Healthcare is the most-discussed corner of the middle market and the least precisely discussed. 'Multiples are strong' is true at the headline and useless at the table, because the word 'healthcare' covers a range wide enough to swallow most of the disagreement in any given negotiation.
Healthcare is 62% of our universe — 953 of 1,544 deals — which is enough to cut by sub-sector and still stand on real sample sizes. Cut that way, the single 'healthcare multiple' dissolves into a 6.5-turn spread.
At the top, healthtech platforms clear a median 14.2x EBITDA, managed care 13.8x, and diagnostics and medical devices 13.3x apiece. In the middle, oncology runs 12.4x, elder care 11.8x, and ophthalmology MSOs 11.3x. At the bottom, hospital platforms sit at 9.9x and dental DSOs at 7.7x. The distance from healthtech to dental is nearly double, inside the same sector heading.
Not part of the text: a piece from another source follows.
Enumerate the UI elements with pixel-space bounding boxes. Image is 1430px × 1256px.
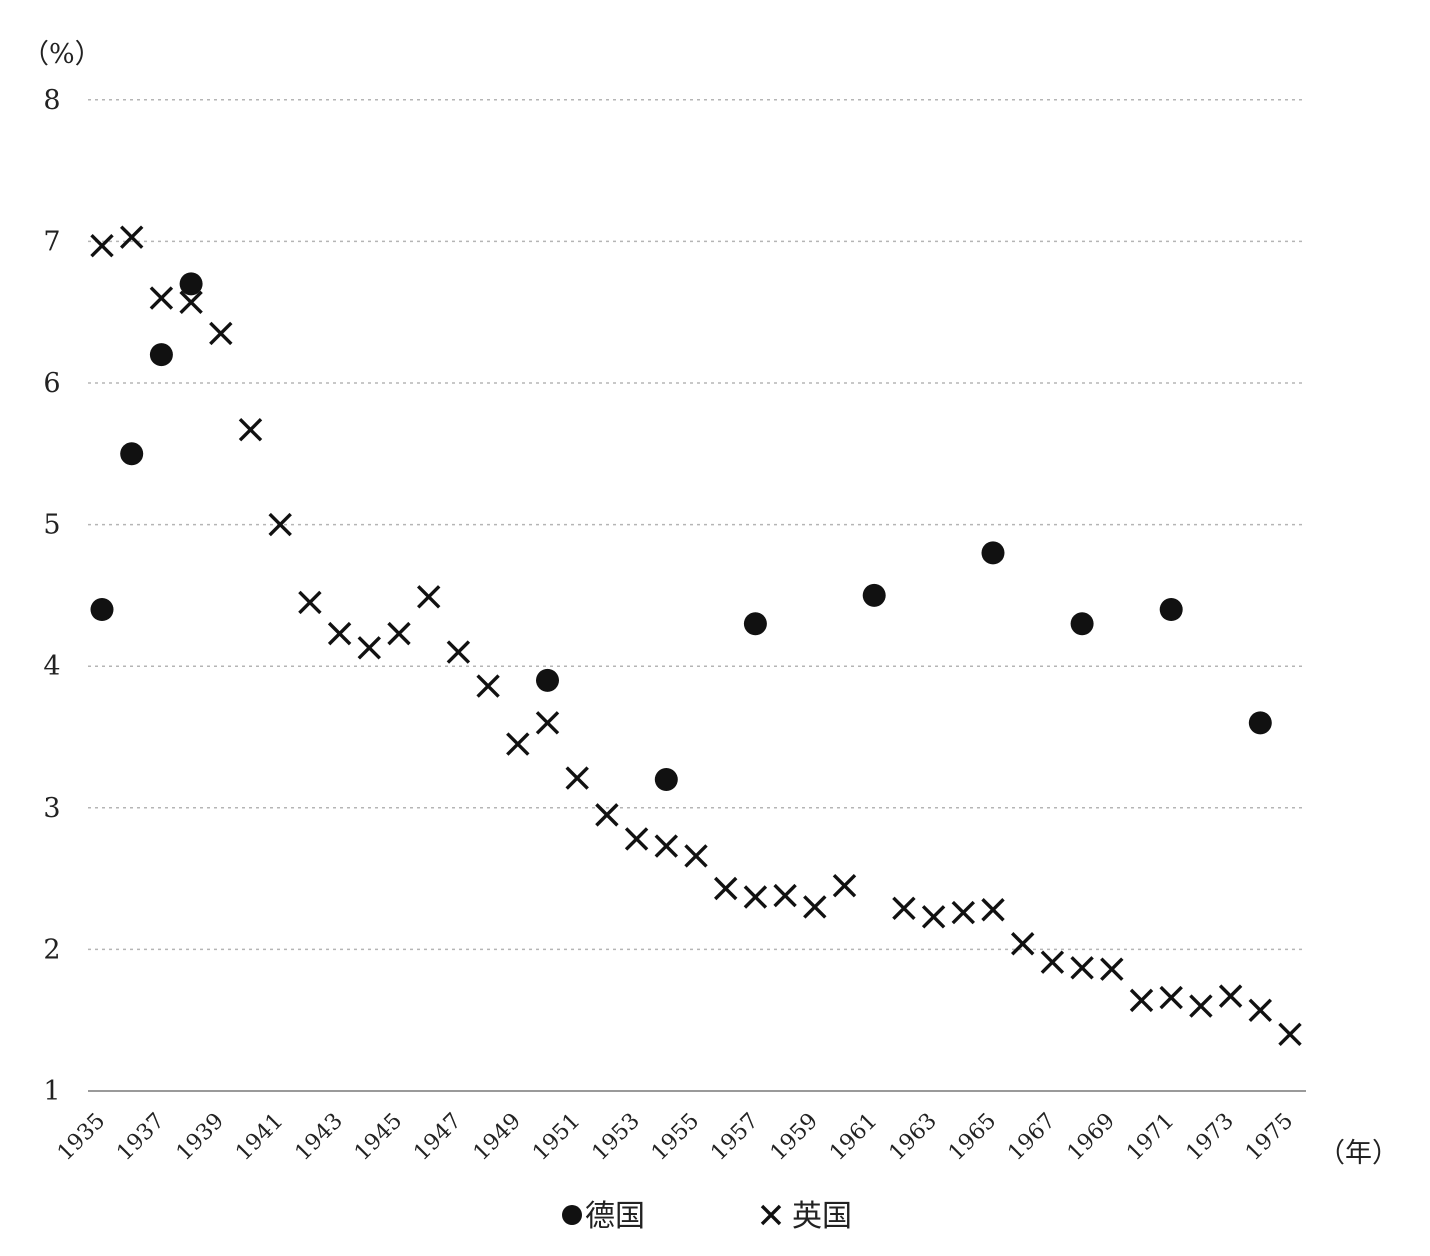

A dental founder who benchmarks against 'healthcare at 13x' has mis-set their own expectation by five or six turns before the first conversation. A buyer, who knows the sub-sector medians cold, has every incentive to let the conflation stand. The job of the comp set is to collapse 'healthcare' into the right sub-sector and price against that, with the sample size stated plainly — diagnostics on 43 disclosed deals carries more weight than ophthalmology on six.
Plot each cohort on both axes — revenue multiple against EBITDA multiple — and a second layer appears. The premium cohorts cluster top-right: healthtech and diagnostics command both a high revenue multiple and a high EBITDA multiple, the signature of genuinely scarce, scalable assets. Dental and hospital platforms sit lower-left on both.
The instructive outlier is the primary-care MSO: a low revenue multiple paired with a high EBITDA multiple. That combination is not a contradiction — it is a margin signature. It says the model runs thin on revenue and is priced on the earnings it converts, which tells a seller exactly which lever — margin, not top-line — moves their valuation. Reading the two multiples together, rather than either alone, is what separates a comp set from a number.